Ik kom op de High Level Group voor Zuivel. Wat dat punt betreft staat
de inbreng van de ChristenUnie-fractie ten behoeve van de Landbouw- en
Visserijraad van 12 juli jl. nog steeds overeind. De huidige
zuivelmarkt is een mengvorm van productiebeperking, middels het
quotumsysteem, en een steeds vrijere markt. Wat mijn fractie betreft,
is het beter om te kiezen voor een zuivere variant, namelijk voor een
bepaalde mate van productiebeperking middels een quotumsysteem, met
meer bescherming aan de grenzen. Met andere woorden: voor boeren zal de
productie wat lager liggen, maar de kans op een hogere prijs is dan
groter. Wat aanbeveling 6 betreft, zou onderzoek moeten worden gedaan
naar nieuwe instrumenten voor het tegengaan van prijsschommelingen. Dat
is prima, maar we moeten natuurlijk geen nieuwe instrumenten weg doen
voordat we nieuwe hebben, zeker niet als de huidige instrumenten nog
steeds hun waarde hebben.
Ook voor de positie van boeren in de gehele keten biedt de HLG Melk
aanbevelingen en goede aanknopingspunten. We roepen de minister op,
deze kans aan te grijpen om de positie van boeren in de keten te
versterken. Dan denk ik aan het ontwikkelen van concepten voor duurzame
productie. Boeren zouden de mogelijkheid moeten hebben om, als we een
dekking zoeken voor de investeringskosten die daarmee gepaard gaan,
ketenafspraken te maken zonder dat zij direct in de knoei komen met de
mededingingswetgeving. Graag wil ik een reactie van de minister op dit
punt.
Aan de orde komt ook een eerste gedachtewisseling over
commissievoorstellen die lidstaten de mogelijkheid geven om de teelt
van genetisch gemodificeerde gewassen op hun grondgebied te beperken of
te verbieden. Ik spreek mijn waardering uit voor de creativiteit om de
patstelling, waarvan steeds sprake was, te doorbreken en lidstaten
ruimte te bieden om zelf een besluit te nemen. Ik maak mij echter wel
zorgen over de wijze waarop dat wordt vormgegeven. Zijn de voorstellen
juridisch voldoende gefundeerd? Lopen we niet het risico dat er
ellenlange procedures zullen worden gevoerd? Ik ben bang dat de
argumentatie voor een teeltverbod dusdanig versmald wordt tot een
aantal ethische afwegingen zonder afrekenbare en meetbare criteria dat
het voer zal worden voor advocaten. Ik vrees dat de meest kwetsbaren in
dit hele proces dan het onderspit delven en dat van het maken van eigen
keuzes binnen de lidstaten weinig terecht gaat komen. Ook ben ik bang
dat de druk op boeren flink zal worden opgevoerd op het moment dat zij
zich door hun eigen overheid benadeeld voelen, omdat ze tegenover hun
buitenlandse collega's in een nadelige concurrentiepositie worden
geplaatst. Daarvoor zal ook aandacht moeten zijn.

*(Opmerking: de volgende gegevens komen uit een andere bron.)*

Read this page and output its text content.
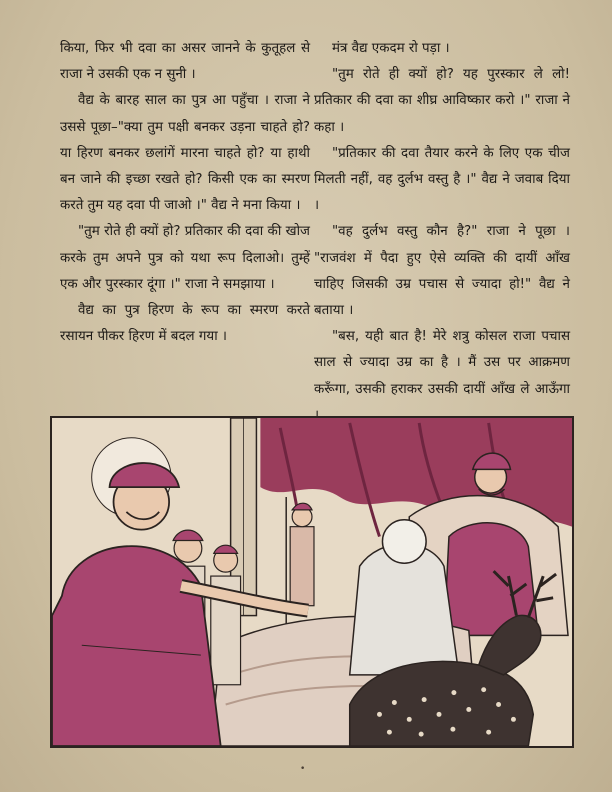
किया, फिर भी दवा का असर जानने के कुतूहल से राजा ने उसकी एक न सुनी ।

वैद्य के बारह साल का पुत्र आ पहुँचा । राजा ने उससे पूछा–"क्या तुम पक्षी बनकर उड़ना चाहते हो? या हिरण बनकर छलांगें मारना चाहते हो? या हाथी बन जाने की इच्छा रखते हो? किसी एक का स्मरण करते तुम यह दवा पी जाओ ।" वैद्य ने मना किया ।

"तुम रोते ही क्यों हो? प्रतिकार की दवा की खोज करके तुम अपने पुत्र को यथा रूप दिलाओ। तुम्हें एक और पुरस्कार दूंगा ।" राजा ने समझाया ।

वैद्य का पुत्र हिरण के रूप का स्मरण करते रसायन पीकर हिरण में बदल गया ।

मंत्र वैद्य एकदम रो पड़ा ।

"तुम रोते ही क्यों हो? यह पुरस्कार ले लो! प्रतिकार की दवा का शीघ्र आविष्कार करो ।" राजा ने कहा ।

"प्रतिकार की दवा तैयार करने के लिए एक चीज मिलती नहीं, वह दुर्लभ वस्तु है ।" वैद्य ने जवाब दिया ।

"वह दुर्लभ वस्तु कौन है?" राजा ने पूछा । "राजवंश में पैदा हुए ऐसे व्यक्ति की दायीं आँख चाहिए जिसकी उम्र पचास से ज्यादा हो!" वैद्य ने बताया ।

"बस, यही बात है! मेरे शत्रु कोसल राजा पचास साल से ज्यादा उम्र का है । मैं उस पर आक्रमण करूँगा, उसकी हराकर उसकी दायीं आँख ले आऊँगा

•
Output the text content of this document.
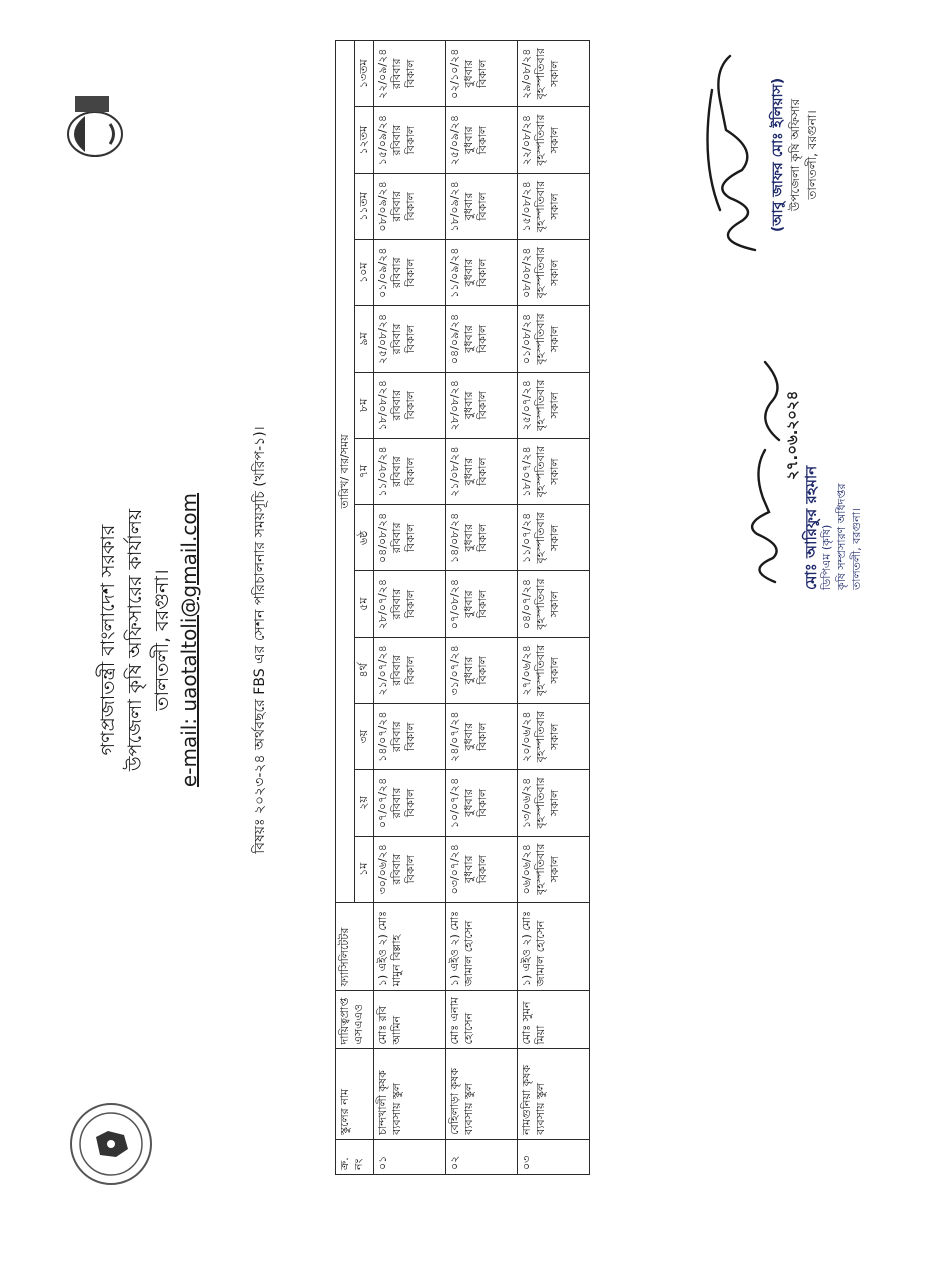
গণপ্রজাতন্ত্রী বাংলাদেশ সরকার উপজেলা কৃষি অফিসারের কার্যালয় তালতলী, বরগুনা। e-mail: uaotaltoli@gmail.com	বিষয়ঃ ২০২৩-২৪ অর্থবছরে FBS এর সেশন পরিচালনার সময়সূচি (খরিপ-১)।
ক্র. নং	স্কুলের নাম	দায়িত্বপ্রাপ্ত এসএএও	ফ্যাসিলিটেটর	তারিখ/ বার/সময়												
				১ম	২য়	৩য়	৪র্থ	৫ম	৬ষ্ঠ	৭ম	৮ম	৯ম	১০ম	১১তম	১২তম	১৩তম
০১	চান্দখালী কৃষক ব্যবসায় স্কুল	মোঃ রবি আমিন	১) এইও ২) মোঃ মামুন বিল্লাহ	৩০/০৬/২৪ রবিবার বিকাল	০৭/০৭/২৪ রবিবার বিকাল	১৪/০৭/২৪ রবিবার বিকাল	২১/০৭/২৪ রবিবার বিকাল	২৮/০৭/২৪ রবিবার বিকাল	০৪/০৮/২৪ রবিবার বিকাল	১১/০৮/২৪ রবিবার বিকাল	১৮/০৮/২৪ রবিবার বিকাল	২৫/০৮/২৪ রবিবার বিকাল	০১/০৯/২৪ রবিবার বিকাল	০৮/০৯/২৪ রবিবার বিকাল	১৫/০৯/২৪ রবিবার বিকাল	২২/০৯/২৪ রবিবার বিকাল

০২	বেহিলাড়া কৃষক ব্যবসায় স্কুল	মোঃ এনাম হোসেন	১) এইও ২) মোঃ জামাল হোসেন	০৩/০৭/২৪ বুধবার বিকাল	১০/০৭/২৪ বুধবার বিকাল	২৪/০৭/২৪ বুধবার বিকাল	৩১/০৭/২৪ বুধবার বিকাল	০৭/০৮/২৪ বুধবার বিকাল	১৪/০৮/২৪ বুধবার বিকাল	২১/০৮/২৪ বুধবার বিকাল	২৮/০৮/২৪ বুধবার বিকাল	০৪/০৯/২৪ বুধবার বিকাল	১১/০৯/২৪ বুধবার বিকাল	১৮/০৯/২৪ বুধবার বিকাল	২৫/০৯/২৪ বুধবার বিকাল	০২/১০/২৪ বুধবার বিকাল

০৩	নামগুনিয়া কৃষক ব্যবসায় স্কুল	মোঃ সুমন মিয়া	১) এইও ২) মোঃ জামাল হোসেন	০৬/০৬/২৪ বৃহস্পতিবার সকাল	১৩/০৬/২৪ বৃহস্পতিবার সকাল	২০/০৬/২৪ বৃহস্পতিবার সকাল	২৭/০৬/২৪ বৃহস্পতিবার সকাল	০৪/০৭/২৪ বৃহস্পতিবার সকাল	১১/০৭/২৪ বৃহস্পতিবার সকাল	১৮/০৭/২৪ বৃহস্পতিবার সকাল	২৫/০৭/২৪ বৃহস্পতিবার সকাল	০১/০৮/২৪ বৃহস্পতিবার সকাল	০৮/০৮/২৪ বৃহস্পতিবার সকাল	১৫/০৮/২৪ বৃহস্পতিবার সকাল	২২/০৮/২৪ বৃহস্পতিবার সকাল	২৯/০৮/২৪ বৃহস্পতিবার সকাল
২৭.০৬.২০২৪
মোঃ আরিফুর রহমান ডিপিএম (কৃষি) কৃষি সম্প্রসারণ অধিদপ্তর তালতলী, বরগুনা।
(আবু জাফর মোঃ ইলিয়াস) উপজেলা কৃষি অফিসার তালতলী, বরগুনা।
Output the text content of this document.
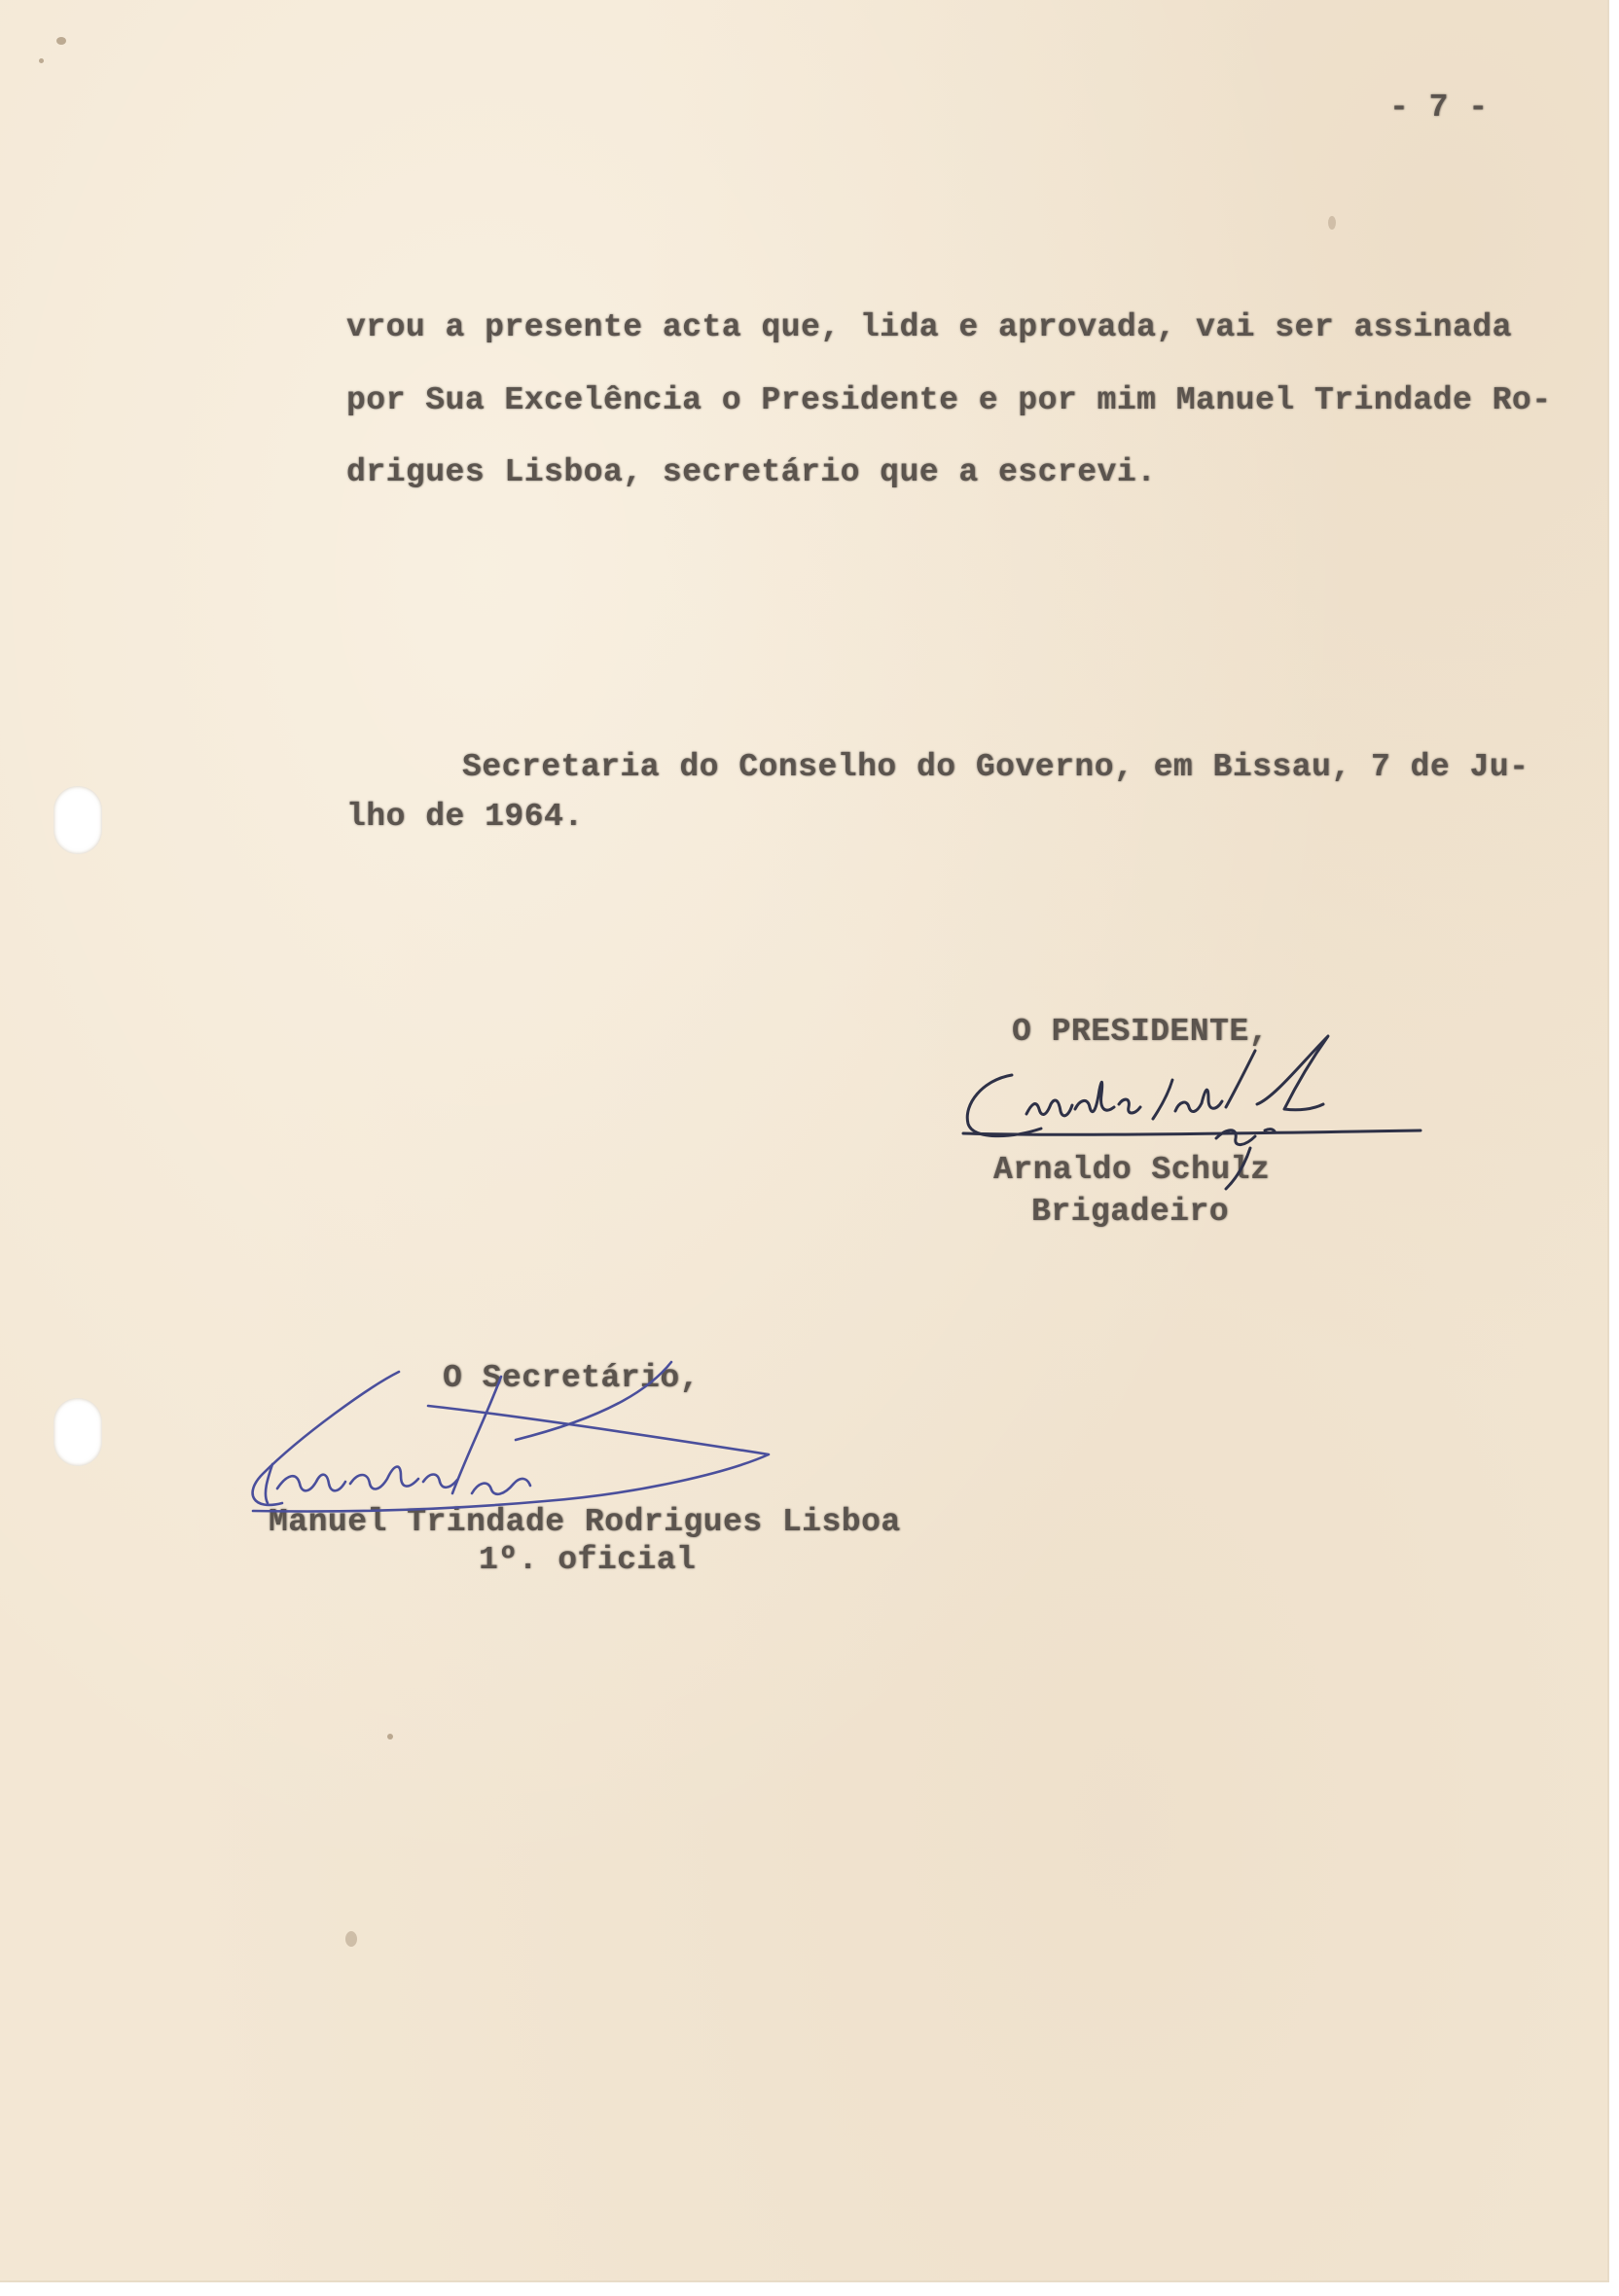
- 7 -
vrou a presente acta que, lida e aprovada, vai ser assinada
por Sua Excelência o Presidente e por mim Manuel Trindade Ro-
drigues Lisboa, secretário que a escrevi.
Secretaria do Conselho do Governo, em Bissau, 7 de Ju-
lho de 1964.
O PRESIDENTE,
Arnaldo Schulz
Brigadeiro
O Secretário,
Manuel Trindade Rodrigues Lisboa
1º. oficial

Laten we vandaag nog eens met elkaar stellen dat meer ruimte voor
lidstaten om genetisch gemodificeerde teelt toe te laten, gepaard zal
moeten gaan met een beter en een strenger afwegingskader. De Kamer
heeft daarover een motie van mijn hand aangenomen, waarin staat dat er
behoefte is aan sociaaleconomische afwegingen en bindende
duurzaamheidscriteria. Alleen op die manier, dus als we een goed
afwegingskader hebben en de keuze voor teelt juridisch goed geborgd is,
kunnen we naar mijn idee tot een goed totaalpakket komen.
Tot slot merk ik op dat het mij van groot belang lijkt dat er een
oplossing komt voor de steeds groter wordende problemen als gevolg van
ongewenste uitkruising tussen biologische en transgene gewassen. Dat
punt behoeft naar mijn idee aandacht, zeker in grensgebieden van landen
waar teelt wel of juist niet wordt toegestaan.